Problem: Fuse blows [ / circuit breaks ] when closing or opening door. Possible causes:

  • a. Defective door interlock switch(s).
  • b. Interlock switch knocked out of position.
  • c. Misaligned door.

I quickly ruled out c – the door was solid and aligned properly. That left a or b – one of the interlock switches – a $6 part.

The three door interlock switches inside most microwaves
Image credit: wallyk on diy.stackexchange

So what causes failed door interlock switches? The same microwave repair guide notes (and diy.stackexchange corroborates):

“Failed door interlocks account for the majority of microwave oven problems – perhaps as high as 75 percent. This is not surprising considering that two of the three switches [in some ovens] carry the full oven current – any deterioration of the contacts results in increased resistance leading to their heating and further deterioration. And, opening the door to interrupt a cook cycle results in arcing at the contacts.

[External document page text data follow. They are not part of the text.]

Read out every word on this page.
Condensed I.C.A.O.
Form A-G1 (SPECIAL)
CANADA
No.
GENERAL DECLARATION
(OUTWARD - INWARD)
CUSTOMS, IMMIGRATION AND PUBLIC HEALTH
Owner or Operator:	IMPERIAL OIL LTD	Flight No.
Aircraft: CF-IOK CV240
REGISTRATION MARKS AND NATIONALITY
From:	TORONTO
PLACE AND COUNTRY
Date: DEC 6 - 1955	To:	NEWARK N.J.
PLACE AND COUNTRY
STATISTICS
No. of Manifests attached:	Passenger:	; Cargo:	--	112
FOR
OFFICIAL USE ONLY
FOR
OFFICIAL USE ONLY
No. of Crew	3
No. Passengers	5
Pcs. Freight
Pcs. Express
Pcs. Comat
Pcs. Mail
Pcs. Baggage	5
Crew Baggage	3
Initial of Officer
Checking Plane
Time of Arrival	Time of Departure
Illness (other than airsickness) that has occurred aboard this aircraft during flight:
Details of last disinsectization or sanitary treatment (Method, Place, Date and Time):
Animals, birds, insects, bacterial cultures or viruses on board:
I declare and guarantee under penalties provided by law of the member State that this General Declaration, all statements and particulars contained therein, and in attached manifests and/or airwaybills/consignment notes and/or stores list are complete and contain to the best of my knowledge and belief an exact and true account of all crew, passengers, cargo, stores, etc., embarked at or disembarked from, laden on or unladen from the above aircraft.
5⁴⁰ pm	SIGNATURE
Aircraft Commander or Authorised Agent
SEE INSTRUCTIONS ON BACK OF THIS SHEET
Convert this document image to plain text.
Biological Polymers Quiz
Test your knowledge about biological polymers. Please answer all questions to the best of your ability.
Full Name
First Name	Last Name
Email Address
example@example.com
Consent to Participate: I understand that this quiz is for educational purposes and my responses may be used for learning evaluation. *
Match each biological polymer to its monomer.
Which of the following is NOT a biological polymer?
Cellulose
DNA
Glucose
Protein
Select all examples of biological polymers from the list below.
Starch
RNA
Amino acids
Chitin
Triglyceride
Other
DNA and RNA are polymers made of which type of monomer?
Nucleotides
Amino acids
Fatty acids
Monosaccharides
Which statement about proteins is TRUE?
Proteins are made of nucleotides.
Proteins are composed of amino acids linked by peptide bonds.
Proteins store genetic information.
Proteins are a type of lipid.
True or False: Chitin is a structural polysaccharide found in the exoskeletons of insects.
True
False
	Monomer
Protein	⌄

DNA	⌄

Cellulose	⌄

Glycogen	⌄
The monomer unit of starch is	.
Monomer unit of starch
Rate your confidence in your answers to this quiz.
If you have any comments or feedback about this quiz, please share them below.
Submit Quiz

Samuel M. Goldwasser, Notes on the Troubleshooting and Repair of Microwave Ovens

This last point is critical. I learned that I should never open the door to interrupt a cook cycle – this results in wear on the interlock switch and very likely caused the original problem. I used to do this all the time and learned my lesson!

So did I try to repair the microwave myself? No, I sold it, because at the time, I didn’t want to open up the microwave. It can be dangerous to work in there (even if unplugged) if you’re not experienced working with appliances and shorting capacitors. (Looking back, now that I have a couple of electronics projects under my belt, I probably would have attempted this myself.) Ended up buying a replacement microwave pretty similar to this $426 one from Sharp.

Ever wonder who actually makes microwaves nowadays? There are only a few companies left: Sharp, Panasonic, and LG. Other brands are mostly just rebranded with different faceplates. And you only get a one year warranty on many (all?) of them, so it doesn’t matter much which one you get.